Source Analysis

This page is a refresher for how to analyze different kinds of sources you may encounter during your research.

Primary Sources: Begin with these core questions, appropriate for any source —

How did you find this item?
Are there any concerns about its validity or historical accuracy?
What does this item reveal more broadly about the era of …?
What year did this item appear?
Who made it, for whom, and why?
How does the item reflect the current events of the time?

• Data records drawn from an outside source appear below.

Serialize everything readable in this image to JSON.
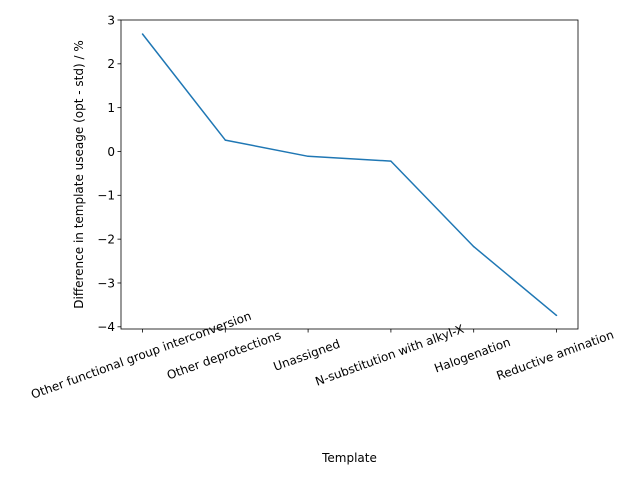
{
  "chart_data": {
    "type": "line",
    "categories": [
      "Other functional group interconversion",
      "Other deprotections",
      "Unassigned",
      "N-substitution with alkyl-X",
      "Halogenation",
      "Reductive amination"
    ],
    "series": [
      {
        "values": [
          2.68,
          0.26,
          -0.11,
          -0.22,
          -2.17,
          -3.74
        ]
      }
    ],
    "xlabel": "Template",
    "ylabel": "Difference in template useage (opt - std) / %",
    "ylim": [
      -4.05,
      3.0
    ],
    "yticks": [
      -4,
      -3,
      -2,
      -1,
      0,
      1,
      2,
      3
    ],
    "ytick_labels": [
      "−4",
      "−3",
      "−2",
      "−1",
      "0",
      "1",
      "2",
      "3"
    ],
    "xtick_rotation_deg": 20,
    "grid": false,
    "line_color": "#1f77b4"
  }
}
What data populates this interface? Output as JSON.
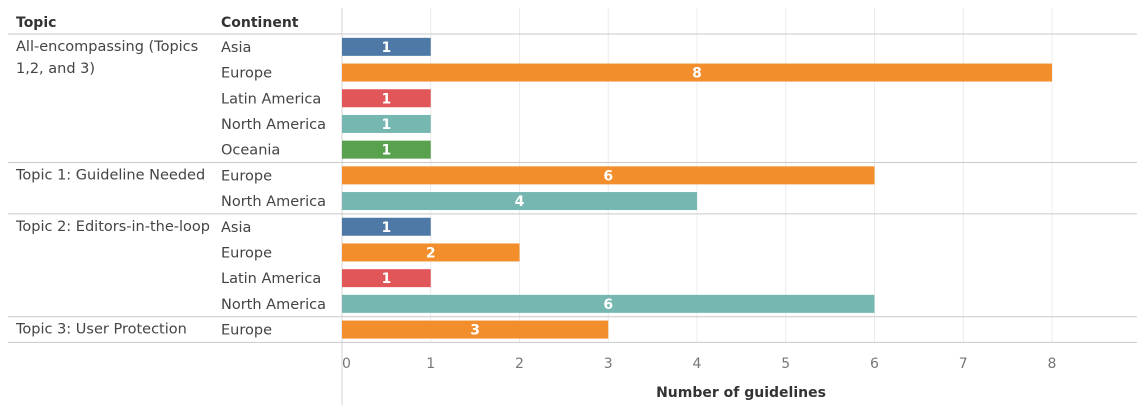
{
  "chart_data": {
    "type": "bar",
    "orientation": "horizontal",
    "headers": {
      "topic": "Topic",
      "continent": "Continent"
    },
    "xlabel": "Number of guidelines",
    "ylabel": "",
    "xlim": [
      0,
      9
    ],
    "xticks": [
      0,
      1,
      2,
      3,
      4,
      5,
      6,
      7,
      8,
      9
    ],
    "grid": true,
    "legend": "none",
    "colors": {
      "Asia": "#4e79a7",
      "Europe": "#f28e2b",
      "Latin America": "#e15759",
      "North America": "#76b7b2",
      "Oceania": "#59a14f"
    },
    "groups": [
      {
        "topic": "All-encompassing (Topics 1,2, and 3)",
        "topic_lines": [
          "All-encompassing (Topics",
          "1,2, and 3)"
        ],
        "rows": [
          {
            "continent": "Asia",
            "value": 1
          },
          {
            "continent": "Europe",
            "value": 8
          },
          {
            "continent": "Latin America",
            "value": 1
          },
          {
            "continent": "North America",
            "value": 1
          },
          {
            "continent": "Oceania",
            "value": 1
          }
        ]
      },
      {
        "topic": "Topic 1: Guideline Needed",
        "topic_lines": [
          "Topic 1: Guideline Needed"
        ],
        "rows": [
          {
            "continent": "Europe",
            "value": 6
          },
          {
            "continent": "North America",
            "value": 4
          }
        ]
      },
      {
        "topic": "Topic 2: Editors-in-the-loop",
        "topic_lines": [
          "Topic 2: Editors-in-the-loop"
        ],
        "rows": [
          {
            "continent": "Asia",
            "value": 1
          },
          {
            "continent": "Europe",
            "value": 2
          },
          {
            "continent": "Latin America",
            "value": 1
          },
          {
            "continent": "North America",
            "value": 6
          }
        ]
      },
      {
        "topic": "Topic 3: User Protection",
        "topic_lines": [
          "Topic 3: User Protection"
        ],
        "rows": [
          {
            "continent": "Europe",
            "value": 3
          }
        ]
      }
    ]
  }
}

Note: the first question in that list is more than just “what steps did you take to land on it?” This question and the one below it, address an item’s PROVENANCE. Provenance is how an item came to exist, and what happened to it between its creation and your encounter with it. Who owned it in between? How did it come to be preserved? Are there gaps in its history or unanswered questions about it? Is it authentic?

Try using one of the worksheets below; they give you a graphic organizer or set of questions you can apply to your source.

Primary Source Analysis Tool (Library of Congress)

How to Read a Primary Source: Historian as Detective (Brandeis University)

Document Analysis Sheet (Springfield Public Schools)

The Six C’s of Primary Source Analysis (UC Irvine)

Document Analysis Worksheet (Wisconsin Historical Society)

See also:

Making Sense of Evidence (History Matters) — detailed guides for analyzing a wide variety of sources, including oral histories, maps, films, letters and diaries, statistical data, advertisements, songs, photographs, political cartoons, speeches, and more.

Secondary Sources (Journal Articles, Scholarly Essays, Books):

Approach a secondary source strategically, using these suggestions and techniques.

Try applying the capstone level descriptors of the LEAP rubric for Critical Thinking to your analysis of a secondary source.